In the next 20 years, Javascript will become the default language for writing software.

That's right, homely ol' Javascript. That humble language, which Brendan Eich cranked out in just 10 days back in 1995, intended to be the dopey kid brother to Java. That language with it's quirky type coercion, its variable hoisting, and its error-prone "this" keyword. Over the years it has grown.

  • The recent ES6/ES2015 upgrades have taken those parts of Javascript which have always been really nice (Javascript objects, closures, and dynamic typing), and supplemented them with all the features you could desire in a modern languages. It's now got a good module import/export system, arrow functions (which also solve most of the problems with the "this" binding), a Java-like class syntax, and chainable functional mainstays attached to the array prototype (map, filter, reduce, etc.). The ES2017 update even adopts C#'s excellent async/await syntax for managing concurrency.
  • It is FAST: Dynamically-typed languages like Javascript typically suffer from slow execution speed (The standard is about 2-5% of the speed of Java), but Microsoft and Google have invested so much energy in Just-in-Time compiling it for their respective browsers, that it's now up to around 25%-50% of the execution speed of Java. Furthermore, it's event-driven, non-blocking model gives all the concurrency necessary for the great majority of projects, while being much more usable than multi-threading
  • It seems like with the current crop of component-based frameworks (React, Angular, and Vue), the world of frontend frameworks is starting to mature. This will only make creating user interfaces through Javascript that much easier.
  • In the early days of mobile, Javascript-based cross-platform mobile apps got kind of a bad rap. They've come a long way since then. In particular, React Native seems to offer the ability to write
    1. a Javascript-based mobile app
    2. Which runs very nicely compared to native mobile apps
    3. which requires the bare minimum of adaption to be cross-platform compatible

Node

Thanks to the availability of Node, I expect Javascript will take over server-side programming as well. In the typical web stack, there are 5 languages you need: HTML, CSS, Javascript, SQL, and.... SOMETHING on the backend. That something can by Python, Ruby, C#, Java, PHP, or dozens of others. Whichever option you choose, you limit your future hiring to a slice of web developers with experience in that language. But with Node, your stack becomes HTML, CSS, Javascript, SQL, and.... more Javascript! Every web developer who knows Javascript becomes a potential hire, which is just about all of them. That is a killer advantage even before you consider the technical strengths of server-side Node, including:

  • Easy server-side rendering of React, Vue, or Angular apps
  • Less need to duplicate server and client side validation logic
  • JSON as a universal data format
  • Did I mention it's blazing fast? Node's concurrency model seems particularly suited for handling web requests, where it goes so far as to beat multithreaded Java in benchmarks

Nonetheless, it still seems like Node is missing some of the tools it will need to to really conquer the server side. My bet is that that it won't happen until somebody comes out with a big, full-featured web framework with ORM integration, something along the lines of Rails or Django or ASP.net MVC. Among the current crop, it looks like Sails has some potential to grow into those shoes. But I suspect what might happen is, sometime in the next decade, Microsoft will create a version of MVC/Entity Framework which runs on Node. I would not be surprised if such a thing is already in the works at Redmond.
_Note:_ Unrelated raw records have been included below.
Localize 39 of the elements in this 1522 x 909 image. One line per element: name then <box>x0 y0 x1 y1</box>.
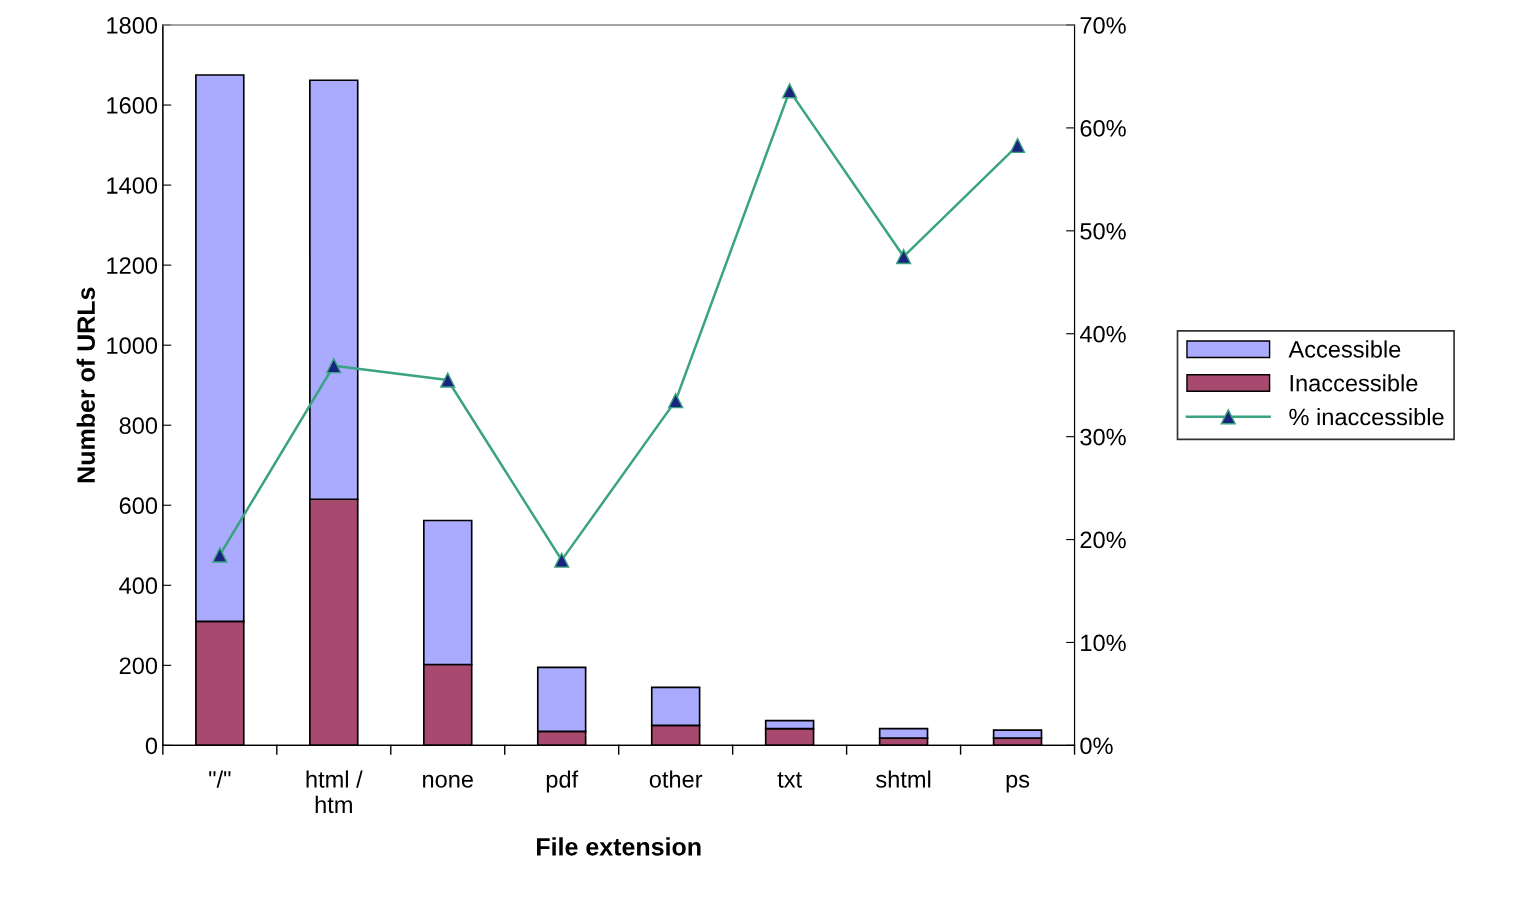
y-tick-label: 600 <box>119 497 158 515</box>
point <box>668 392 684 409</box>
y2-tick-label: 10% <box>1081 634 1126 652</box>
y-axis-title: Number of URLs <box>76 287 95 483</box>
y2-tick-label: 40% <box>1079 325 1126 343</box>
legend-label: % inaccessible <box>1289 408 1444 426</box>
y-tick-label: 1600 <box>107 97 158 114</box>
x-tick-label: ps <box>1006 774 1030 793</box>
x-tick-label: txt <box>777 772 802 788</box>
point <box>326 357 342 374</box>
x-tick-label: html / htm <box>306 770 363 814</box>
y2-tick-label: 30% <box>1080 428 1126 446</box>
y-tick-label: 1400 <box>107 177 158 194</box>
point <box>1009 137 1026 154</box>
y-tick-label: 800 <box>119 417 158 434</box>
point <box>212 547 228 563</box>
y-tick-label: 400 <box>119 577 158 595</box>
point <box>781 83 798 99</box>
x-axis-title: File extension <box>537 837 701 856</box>
y-tick-label: 1200 <box>107 257 158 274</box>
legend-label: Inaccessible <box>1290 374 1418 392</box>
legend-label: Accessible <box>1288 340 1401 358</box>
y-tick-label: 200 <box>119 657 158 675</box>
y-tick-label: 0 <box>145 737 158 755</box>
point <box>895 248 912 265</box>
point <box>554 552 570 568</box>
y2-tick-label: 20% <box>1080 531 1126 549</box>
y-tick-label: 1000 <box>107 337 158 354</box>
x-tick-label: none <box>423 774 473 788</box>
x-tick-label: other <box>649 770 703 788</box>
y-tick-label: 1800 <box>107 17 158 34</box>
point <box>440 372 456 388</box>
x-tick-label: pdf <box>546 770 579 793</box>
y2-tick-label: 60% <box>1080 119 1126 137</box>
x-tick-label: shtml <box>876 770 931 788</box>
y2-tick-label: 70% <box>1080 17 1126 34</box>
x-tick-label: "/" <box>209 770 231 788</box>
y2-tick-label: 0% <box>1080 737 1113 755</box>
y2-tick-label: 50% <box>1080 222 1126 240</box>
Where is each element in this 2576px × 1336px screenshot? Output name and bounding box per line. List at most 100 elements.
It's not exactly that Javascript will replace all other languages. Games and other GPU-intensive computing will still be done in C++. Large, computationally-intensive backends will still be done in Java or C# or Go. Native software will still be written when it legitimately needs every nanosecond of efficiency it can muster, or it's doing elaborate interactions with the hardware. New languages will still be created, and some of them will find niches or domains where they catch on. But what will happen, is that most new projects will be written in Javascript unless there is a strong reason for them to be written in a different language. This will add up to slightly over 50% of all new code.